The Sound of the Struggle
I always saw our name
as a wave coming in to shore,
the curl of the ‘r’, the undulant ‘m’s,
the finality of the ‘p’ lapping the beach.
“It means the sound of the struggle”
my father told me when I asked.
Kampf, as in Hitler’s Mein Kampf.
His struggle.
He also hinted at another, less salubrious meaning,
becoming vague and evasive when pressed.
We settled on “the sound of the struggle”,
left it at that.
Years later, browsing through a bookstore,
I found a book called
The International Dictionary of Obscenities,
a guide to dirty words and indecent expressions
in Spanish, Italian, French, German, Russian.
I came upon the word ‘rammeln’:
“to screw, copulate with [‘to buck, rut’]”
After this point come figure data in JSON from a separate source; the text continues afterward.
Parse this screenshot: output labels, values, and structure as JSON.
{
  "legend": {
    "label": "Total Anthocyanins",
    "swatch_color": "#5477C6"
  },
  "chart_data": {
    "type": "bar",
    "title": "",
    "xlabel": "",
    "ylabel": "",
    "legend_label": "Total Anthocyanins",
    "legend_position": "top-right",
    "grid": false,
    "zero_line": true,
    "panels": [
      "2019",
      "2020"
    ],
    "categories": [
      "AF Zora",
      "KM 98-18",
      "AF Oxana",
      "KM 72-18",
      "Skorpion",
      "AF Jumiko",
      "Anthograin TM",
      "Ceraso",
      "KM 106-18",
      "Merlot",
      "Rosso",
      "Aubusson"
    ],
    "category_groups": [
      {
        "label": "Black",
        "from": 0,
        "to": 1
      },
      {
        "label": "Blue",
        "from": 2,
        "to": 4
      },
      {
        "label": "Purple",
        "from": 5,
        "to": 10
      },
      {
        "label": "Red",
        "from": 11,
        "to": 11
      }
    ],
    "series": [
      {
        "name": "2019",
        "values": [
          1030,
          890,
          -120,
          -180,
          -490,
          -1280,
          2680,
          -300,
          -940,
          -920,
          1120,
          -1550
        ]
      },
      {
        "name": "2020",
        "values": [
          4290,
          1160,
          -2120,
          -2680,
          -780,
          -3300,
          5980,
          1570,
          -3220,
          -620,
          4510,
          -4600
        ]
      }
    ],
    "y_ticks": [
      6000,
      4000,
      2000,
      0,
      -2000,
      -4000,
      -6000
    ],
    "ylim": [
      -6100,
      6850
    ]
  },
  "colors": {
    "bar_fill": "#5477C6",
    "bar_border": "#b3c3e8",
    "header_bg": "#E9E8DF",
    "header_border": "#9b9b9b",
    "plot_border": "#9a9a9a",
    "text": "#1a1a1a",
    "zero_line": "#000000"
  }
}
and a lightbulb went on in my head.
“Nuptial chambers,” my linguist friend confirmed,
though I thought more along the lines
of farm animals in a field or camp;
“rammen” the German for “ram”.
But when we visited cousins in Nordhorn, Germany,
they took us to a small creek
that formed a border with Holland.
On one side of the Rammelbeek River, Germany;
on the other, the Netherlands.
“This is the source of the family name”
Dietmar asserted with confidence,
and who was I to disagree?
I wasn’t going to fight it.
Charles Rammelkamp is Prose Editor for BrickHouse Books in Baltimore. His poetry collection, A Magician Among the Spirits, poems about Harry Houdini, is a 2022 Blue Light Press Poetry winner. A collection of persona poems and dramatic monologues involving burlesque stars, The Trapeze of Your Flesh, will be published by BlazeVOX Books.



Congratulations Charles. Witty and well-constructed as usual with its sting in the tail / tale.
I love this one. It reminds me of how when the Euros were on and there was a match in Dusseldorf, as my Duolingo lessons have taught me that Dorf means village, I checked to find out what Dussel meant. A blockhead, a dunce, etc. Dusseldorf is the village of fools? But no, it's all in the umlaut over the u in Dussel. Dussel, with an umlaut (Substack doesn't like accents?) is the name of a river, just like Rammel. And the only blockhead was me!